Transnational Labor and Migration

The Transnational Labor and Migration Panel will bring together scholars and practitioners working at the intersection of labor rights and migration to examine how economic structures, legal frameworks, and political forces shape the experiences of migrant workers. Against the backdrop of an increasingly volatile administration and shifting political climate, we will explore challenges faced by migrant laborers and discuss strategies to advance support. 

Speakers

Sahiba Gill

Sahiba Gill (she/her) is Deputy Legal Director at Global Labor Justice, a strategy hub supporting transnational labor organizing. At GLJ, Sahiba provides legal support for labor organizing campaigns, representing unions of low-wage workers in the global South against governments and corporations in international complaints and negotiations. Her focus is on strategies to build worker power in the global economy and challenge carceral borders and racial capitalism. 

 

Chaumtoli Huq

Chaumtoli Huq (she/her) is a leading expert on employment and labor law, migration and human rights with a focus on social movements in the US and South Asia.  She is a Professor of Law at the CUNY School of Law and the founder/Editor of an innovative law and media non-profit, Law@theMargins. Her scholarship explores interrelated issues under the broad theme of Transnational Labor Law and Social Movements which includes how law and social movements interact to create emancipatory visions of global labor and human rights laws and builds worker power. Huq has devoted her professional career focusing on issues impacting workers in the US and South Asia. Along with holding leadership roles at Legal Services of NYC and MFY Legal Services, she also served as Director of the first South Asian Workers’ Rights Project at the Asian American Legal Defense and Education Fund as a Skadden Fellow, the first staff attorney to the New York Taxi Workers Alliance. 

 

Julia Solórzano

Julia Solórzano is CDM’s Director of Litigation.

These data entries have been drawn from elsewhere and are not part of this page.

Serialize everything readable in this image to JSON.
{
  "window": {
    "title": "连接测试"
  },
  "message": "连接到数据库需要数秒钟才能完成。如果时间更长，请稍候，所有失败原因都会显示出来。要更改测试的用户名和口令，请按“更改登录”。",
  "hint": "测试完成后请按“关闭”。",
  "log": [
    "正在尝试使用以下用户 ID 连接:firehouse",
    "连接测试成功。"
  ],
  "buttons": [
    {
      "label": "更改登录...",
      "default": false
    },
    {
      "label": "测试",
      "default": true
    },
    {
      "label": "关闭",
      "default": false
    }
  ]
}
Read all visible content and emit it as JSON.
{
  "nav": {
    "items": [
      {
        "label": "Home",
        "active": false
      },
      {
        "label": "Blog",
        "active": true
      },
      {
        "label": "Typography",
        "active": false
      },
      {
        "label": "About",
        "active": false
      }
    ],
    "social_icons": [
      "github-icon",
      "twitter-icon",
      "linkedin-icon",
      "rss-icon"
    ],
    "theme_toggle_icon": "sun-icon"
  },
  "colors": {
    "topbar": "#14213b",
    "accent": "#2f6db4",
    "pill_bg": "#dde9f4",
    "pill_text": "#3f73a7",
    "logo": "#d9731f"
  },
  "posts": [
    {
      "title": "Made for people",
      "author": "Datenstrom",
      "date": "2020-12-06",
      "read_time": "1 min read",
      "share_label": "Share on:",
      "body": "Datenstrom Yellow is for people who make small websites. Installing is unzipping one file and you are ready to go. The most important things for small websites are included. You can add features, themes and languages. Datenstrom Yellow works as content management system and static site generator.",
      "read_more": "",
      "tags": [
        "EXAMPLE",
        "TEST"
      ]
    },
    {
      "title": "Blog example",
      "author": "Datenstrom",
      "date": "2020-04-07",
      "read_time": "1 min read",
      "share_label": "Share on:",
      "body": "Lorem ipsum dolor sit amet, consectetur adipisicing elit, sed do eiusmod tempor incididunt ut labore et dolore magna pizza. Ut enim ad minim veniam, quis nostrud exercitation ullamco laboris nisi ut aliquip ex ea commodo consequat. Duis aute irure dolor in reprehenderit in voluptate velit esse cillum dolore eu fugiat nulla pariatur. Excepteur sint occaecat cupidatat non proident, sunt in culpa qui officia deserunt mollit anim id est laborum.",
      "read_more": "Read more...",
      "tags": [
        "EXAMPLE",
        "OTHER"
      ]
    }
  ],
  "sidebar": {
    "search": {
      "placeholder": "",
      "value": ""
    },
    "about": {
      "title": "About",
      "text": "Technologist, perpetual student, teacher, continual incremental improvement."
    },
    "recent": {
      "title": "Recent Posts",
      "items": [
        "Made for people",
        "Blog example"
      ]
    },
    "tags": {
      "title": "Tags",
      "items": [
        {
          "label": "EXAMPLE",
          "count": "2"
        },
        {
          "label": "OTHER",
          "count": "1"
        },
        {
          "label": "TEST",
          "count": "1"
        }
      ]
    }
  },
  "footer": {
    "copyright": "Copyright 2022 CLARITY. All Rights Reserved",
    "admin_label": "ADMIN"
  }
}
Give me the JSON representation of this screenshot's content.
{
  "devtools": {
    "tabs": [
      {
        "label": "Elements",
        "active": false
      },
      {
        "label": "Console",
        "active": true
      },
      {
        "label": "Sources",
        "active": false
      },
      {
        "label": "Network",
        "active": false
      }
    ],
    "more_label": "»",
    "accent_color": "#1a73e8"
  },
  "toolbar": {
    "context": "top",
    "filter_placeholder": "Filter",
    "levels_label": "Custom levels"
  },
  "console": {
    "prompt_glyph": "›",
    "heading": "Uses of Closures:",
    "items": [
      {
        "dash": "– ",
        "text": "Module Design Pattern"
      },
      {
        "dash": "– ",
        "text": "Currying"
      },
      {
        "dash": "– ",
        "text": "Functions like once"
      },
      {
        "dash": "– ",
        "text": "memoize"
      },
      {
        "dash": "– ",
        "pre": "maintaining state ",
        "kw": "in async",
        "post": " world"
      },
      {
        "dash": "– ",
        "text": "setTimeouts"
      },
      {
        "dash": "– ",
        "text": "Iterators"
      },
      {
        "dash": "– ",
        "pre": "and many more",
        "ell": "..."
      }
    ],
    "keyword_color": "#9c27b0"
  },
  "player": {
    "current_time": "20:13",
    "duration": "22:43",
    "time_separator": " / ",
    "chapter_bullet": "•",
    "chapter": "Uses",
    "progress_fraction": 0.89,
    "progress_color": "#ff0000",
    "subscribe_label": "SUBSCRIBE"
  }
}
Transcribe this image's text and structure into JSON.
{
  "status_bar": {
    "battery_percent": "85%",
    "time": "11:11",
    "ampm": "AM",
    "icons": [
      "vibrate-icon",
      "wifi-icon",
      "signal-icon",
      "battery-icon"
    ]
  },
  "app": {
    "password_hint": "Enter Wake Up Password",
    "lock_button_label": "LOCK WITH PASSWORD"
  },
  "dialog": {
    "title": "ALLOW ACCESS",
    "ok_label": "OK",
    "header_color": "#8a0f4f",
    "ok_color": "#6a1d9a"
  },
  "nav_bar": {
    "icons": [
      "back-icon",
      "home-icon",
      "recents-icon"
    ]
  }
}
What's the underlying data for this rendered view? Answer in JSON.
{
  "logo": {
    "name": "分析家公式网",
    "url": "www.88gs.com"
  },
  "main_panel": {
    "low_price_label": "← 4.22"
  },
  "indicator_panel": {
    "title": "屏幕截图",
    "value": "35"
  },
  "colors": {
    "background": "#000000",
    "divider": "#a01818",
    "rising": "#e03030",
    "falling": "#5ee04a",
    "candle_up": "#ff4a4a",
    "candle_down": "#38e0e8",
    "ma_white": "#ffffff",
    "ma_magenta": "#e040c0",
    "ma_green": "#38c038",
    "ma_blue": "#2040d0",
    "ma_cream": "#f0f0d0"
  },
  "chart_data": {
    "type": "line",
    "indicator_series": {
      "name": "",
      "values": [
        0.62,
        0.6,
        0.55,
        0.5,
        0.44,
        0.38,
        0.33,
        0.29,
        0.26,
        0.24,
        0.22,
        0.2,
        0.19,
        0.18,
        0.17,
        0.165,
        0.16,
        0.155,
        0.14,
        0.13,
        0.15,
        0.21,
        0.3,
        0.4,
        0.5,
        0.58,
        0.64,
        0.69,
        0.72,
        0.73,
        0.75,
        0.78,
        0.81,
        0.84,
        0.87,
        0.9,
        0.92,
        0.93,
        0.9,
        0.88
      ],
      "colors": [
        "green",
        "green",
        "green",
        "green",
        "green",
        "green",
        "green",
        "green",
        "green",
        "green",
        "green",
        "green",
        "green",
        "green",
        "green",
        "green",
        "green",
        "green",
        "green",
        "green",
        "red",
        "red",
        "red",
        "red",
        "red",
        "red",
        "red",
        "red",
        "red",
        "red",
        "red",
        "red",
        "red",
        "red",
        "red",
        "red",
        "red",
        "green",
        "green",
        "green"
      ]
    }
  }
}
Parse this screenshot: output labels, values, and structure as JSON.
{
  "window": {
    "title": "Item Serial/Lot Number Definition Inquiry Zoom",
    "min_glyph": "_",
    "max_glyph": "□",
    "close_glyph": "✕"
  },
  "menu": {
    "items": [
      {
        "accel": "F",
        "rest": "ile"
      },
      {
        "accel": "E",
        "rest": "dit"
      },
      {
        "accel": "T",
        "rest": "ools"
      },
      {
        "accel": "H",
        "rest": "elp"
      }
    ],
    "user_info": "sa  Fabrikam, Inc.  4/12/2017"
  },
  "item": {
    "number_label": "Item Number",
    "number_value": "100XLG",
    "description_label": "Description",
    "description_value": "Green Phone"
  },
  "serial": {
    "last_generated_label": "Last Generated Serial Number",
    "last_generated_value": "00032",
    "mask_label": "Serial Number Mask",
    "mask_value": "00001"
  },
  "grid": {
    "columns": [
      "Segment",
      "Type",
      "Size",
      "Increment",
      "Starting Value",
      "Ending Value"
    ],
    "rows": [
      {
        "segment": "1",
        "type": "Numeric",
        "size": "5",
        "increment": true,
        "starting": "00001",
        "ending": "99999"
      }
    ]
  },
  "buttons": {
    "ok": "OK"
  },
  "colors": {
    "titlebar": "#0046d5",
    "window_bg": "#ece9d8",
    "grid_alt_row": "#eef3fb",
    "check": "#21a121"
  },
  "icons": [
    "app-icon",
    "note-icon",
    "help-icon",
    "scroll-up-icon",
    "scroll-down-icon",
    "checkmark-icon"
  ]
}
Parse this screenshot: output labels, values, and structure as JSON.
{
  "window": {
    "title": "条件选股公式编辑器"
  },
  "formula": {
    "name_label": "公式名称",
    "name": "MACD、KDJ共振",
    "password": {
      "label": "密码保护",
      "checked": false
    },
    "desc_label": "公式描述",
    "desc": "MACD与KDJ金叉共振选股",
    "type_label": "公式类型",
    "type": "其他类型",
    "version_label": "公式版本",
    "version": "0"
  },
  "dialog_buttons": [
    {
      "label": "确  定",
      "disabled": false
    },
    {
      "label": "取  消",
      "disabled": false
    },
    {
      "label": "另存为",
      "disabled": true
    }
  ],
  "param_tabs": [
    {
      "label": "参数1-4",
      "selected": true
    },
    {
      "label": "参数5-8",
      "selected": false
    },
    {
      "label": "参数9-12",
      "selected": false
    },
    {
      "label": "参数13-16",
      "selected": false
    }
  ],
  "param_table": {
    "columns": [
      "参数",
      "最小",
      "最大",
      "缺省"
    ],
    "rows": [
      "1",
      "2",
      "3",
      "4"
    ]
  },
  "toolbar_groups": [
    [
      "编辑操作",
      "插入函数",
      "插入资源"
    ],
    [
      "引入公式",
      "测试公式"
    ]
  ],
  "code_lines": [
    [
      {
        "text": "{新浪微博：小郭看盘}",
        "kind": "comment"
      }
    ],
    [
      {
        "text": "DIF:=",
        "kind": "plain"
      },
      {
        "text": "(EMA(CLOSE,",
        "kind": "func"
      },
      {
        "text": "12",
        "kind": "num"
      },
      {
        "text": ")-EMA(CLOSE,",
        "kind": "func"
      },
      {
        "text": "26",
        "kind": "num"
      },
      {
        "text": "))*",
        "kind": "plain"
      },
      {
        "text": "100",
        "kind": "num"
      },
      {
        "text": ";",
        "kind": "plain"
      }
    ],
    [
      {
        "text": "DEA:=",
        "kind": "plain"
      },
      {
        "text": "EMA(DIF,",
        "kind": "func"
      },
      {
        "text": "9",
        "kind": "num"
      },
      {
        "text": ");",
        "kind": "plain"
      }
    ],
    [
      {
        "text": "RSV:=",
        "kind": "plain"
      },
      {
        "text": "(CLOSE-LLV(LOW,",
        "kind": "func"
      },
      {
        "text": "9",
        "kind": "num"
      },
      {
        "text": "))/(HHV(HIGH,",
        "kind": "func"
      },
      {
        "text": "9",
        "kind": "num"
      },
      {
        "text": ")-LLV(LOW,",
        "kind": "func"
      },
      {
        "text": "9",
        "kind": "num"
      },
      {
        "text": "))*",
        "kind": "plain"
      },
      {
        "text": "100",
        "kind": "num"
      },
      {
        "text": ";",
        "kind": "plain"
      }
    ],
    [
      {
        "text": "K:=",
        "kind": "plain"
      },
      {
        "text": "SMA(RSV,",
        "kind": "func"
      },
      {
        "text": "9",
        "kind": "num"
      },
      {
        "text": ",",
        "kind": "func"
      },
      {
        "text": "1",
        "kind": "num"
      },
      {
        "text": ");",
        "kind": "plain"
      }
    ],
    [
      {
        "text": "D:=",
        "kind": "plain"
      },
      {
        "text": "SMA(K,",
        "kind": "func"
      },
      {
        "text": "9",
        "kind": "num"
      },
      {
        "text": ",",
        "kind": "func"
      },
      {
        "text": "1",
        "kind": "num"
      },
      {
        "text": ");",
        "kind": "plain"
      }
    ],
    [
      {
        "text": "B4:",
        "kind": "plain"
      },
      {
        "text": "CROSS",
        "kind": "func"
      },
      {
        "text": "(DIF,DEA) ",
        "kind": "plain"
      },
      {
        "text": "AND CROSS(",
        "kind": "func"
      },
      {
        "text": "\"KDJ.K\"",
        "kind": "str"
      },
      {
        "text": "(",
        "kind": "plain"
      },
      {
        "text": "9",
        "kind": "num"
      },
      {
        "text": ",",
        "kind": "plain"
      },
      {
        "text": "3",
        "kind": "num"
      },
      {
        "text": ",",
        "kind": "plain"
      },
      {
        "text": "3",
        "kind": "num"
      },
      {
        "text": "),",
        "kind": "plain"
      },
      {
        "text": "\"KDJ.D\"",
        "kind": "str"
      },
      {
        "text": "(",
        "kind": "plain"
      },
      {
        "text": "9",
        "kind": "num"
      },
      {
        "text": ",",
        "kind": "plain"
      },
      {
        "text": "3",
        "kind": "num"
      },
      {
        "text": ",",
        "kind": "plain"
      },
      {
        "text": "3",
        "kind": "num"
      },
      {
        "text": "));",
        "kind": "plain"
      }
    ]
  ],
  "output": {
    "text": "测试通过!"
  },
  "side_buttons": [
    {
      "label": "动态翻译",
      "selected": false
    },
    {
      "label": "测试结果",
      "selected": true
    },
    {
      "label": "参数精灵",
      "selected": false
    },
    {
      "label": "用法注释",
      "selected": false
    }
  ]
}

Prior to joining CDM, Julia was a Senior Staff Attorney at the Southern Poverty Law Center’s Immigrant Justice Project, where she litigated cases regarding largescale workplace immigration raids in Tennessee and Mississippi and the unionization rights of farmworkers in North Carolina. Julia received her B.A. from Princeton University and her J.D. from Yale Law School. After law school, Julia clerked for U.S. District Judge Keith P. Ellison of the Southern District of Texas and completed a Skadden Fellowship project focused on the health and safety rights of poultry processing workers.

 

Michael K.T. Tan (moderator)

Michael K.T. Tan is a Visiting Clinical Lecturer in Law, Clinical Lecturer in Law, Associate Research Scholar in Law, and Executive Director of The Movement Project at Yale Law School. The Movement Project is an initiative to reform migration laws and frameworks to manage climate and demographic change, advance the interests of working people, and honor humanitarian goals. Tan previously served as Senior Advisor to the Co-Presidents of Community Change, a nationwide organization that empowers low-income people, particularly low-income people of color, to lead movements for social change. From 2008 to 2022, Tan held a range of roles at the Immigrants’ Rights Project of the American Civil Liberties Union, where he began as a recipient of Yale Law School’s Arthur Liman Fellowship and later worked as a Skadden Fellow. Most recently, he served as the Project’s Deputy Director.